Frontline Wildfire Defense
- Company type: Private
- Industry: Wildfire mitigation technology
- Founded: 2017
- Founder: Harry Statter
- Headquarters: Jackson Hole, Wyoming, United States
- Area served: United States
- Key people: Harry Statter (CEO)
- Products: Frontline Defense System 2
- Services: Automated exterior wildfire defense systems; wildfire monitoring and alerts
- Website: www.frontlinewildfire.com

= Frontline Wildfire Defense =

American technology company

Frontline Wildfire Defense is an American technology company that develops automated sprinkler and firefighting foam systems to protect properties in wildland–urban interface zones. The company was founded in 2017 and is based in Jackson Hole, Wyoming.

== History ==
Frontline Wildfire Defense was founded by landscape ecologist Harry Statter in 2017. The company was established to help property owners prepare for and respond to wildfire threats.

In 2025, the company announced a $48 million Series A funding round that included investments by Norwest Venture Partners and the Wyoming Business Council. Also in 2025, Frontline Wildfire Defense was named to TIME magazine's annual list of best inventions.
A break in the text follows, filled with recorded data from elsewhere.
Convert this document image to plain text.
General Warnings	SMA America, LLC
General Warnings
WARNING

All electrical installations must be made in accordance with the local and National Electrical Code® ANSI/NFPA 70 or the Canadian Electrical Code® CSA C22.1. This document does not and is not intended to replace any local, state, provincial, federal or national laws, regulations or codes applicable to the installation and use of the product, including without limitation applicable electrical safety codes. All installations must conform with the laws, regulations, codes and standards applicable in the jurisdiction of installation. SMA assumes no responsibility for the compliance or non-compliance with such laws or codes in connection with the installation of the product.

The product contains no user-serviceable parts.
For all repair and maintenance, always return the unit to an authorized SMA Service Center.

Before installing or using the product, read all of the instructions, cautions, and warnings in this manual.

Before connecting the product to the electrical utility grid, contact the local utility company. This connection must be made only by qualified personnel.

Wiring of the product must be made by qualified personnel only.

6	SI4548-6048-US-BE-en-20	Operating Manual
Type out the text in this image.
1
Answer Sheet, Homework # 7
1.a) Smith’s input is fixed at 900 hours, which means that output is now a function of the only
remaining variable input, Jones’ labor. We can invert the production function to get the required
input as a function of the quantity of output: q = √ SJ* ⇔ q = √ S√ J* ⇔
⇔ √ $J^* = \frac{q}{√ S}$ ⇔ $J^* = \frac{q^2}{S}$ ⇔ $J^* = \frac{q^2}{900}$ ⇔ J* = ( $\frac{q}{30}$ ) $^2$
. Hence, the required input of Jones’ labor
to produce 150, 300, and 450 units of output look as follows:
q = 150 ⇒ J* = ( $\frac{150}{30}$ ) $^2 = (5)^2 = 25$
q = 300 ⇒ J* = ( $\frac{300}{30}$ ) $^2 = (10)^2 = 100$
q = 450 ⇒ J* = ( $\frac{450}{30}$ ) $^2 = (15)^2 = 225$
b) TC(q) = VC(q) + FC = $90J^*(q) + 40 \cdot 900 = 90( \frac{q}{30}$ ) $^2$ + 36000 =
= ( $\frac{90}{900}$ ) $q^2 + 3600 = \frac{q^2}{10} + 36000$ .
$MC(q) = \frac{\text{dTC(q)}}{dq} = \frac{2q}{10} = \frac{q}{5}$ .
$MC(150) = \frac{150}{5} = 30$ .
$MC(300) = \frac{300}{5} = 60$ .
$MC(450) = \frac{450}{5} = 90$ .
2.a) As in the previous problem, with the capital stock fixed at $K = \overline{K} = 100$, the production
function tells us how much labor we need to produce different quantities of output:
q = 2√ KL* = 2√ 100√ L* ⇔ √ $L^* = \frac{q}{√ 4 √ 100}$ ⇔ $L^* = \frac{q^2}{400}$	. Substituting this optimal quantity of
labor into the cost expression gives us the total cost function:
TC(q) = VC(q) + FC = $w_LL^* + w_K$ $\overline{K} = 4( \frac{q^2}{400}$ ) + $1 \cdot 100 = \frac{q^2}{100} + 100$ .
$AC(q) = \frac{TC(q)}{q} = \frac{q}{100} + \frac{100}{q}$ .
== Products and technology ==
Frontline Wildfire Defense develops water and class A foam sprinkler systems that provide automated exterior wildfire protection for structures. Its technology typically integrates rooftop and perimeter sprinkler hardware with software that monitors wildfire activity using publicly available fire data, weather information, and satellite imagery. The services are primarily utilized by homeowners, property managers, and communities located in wildfire-prone areas.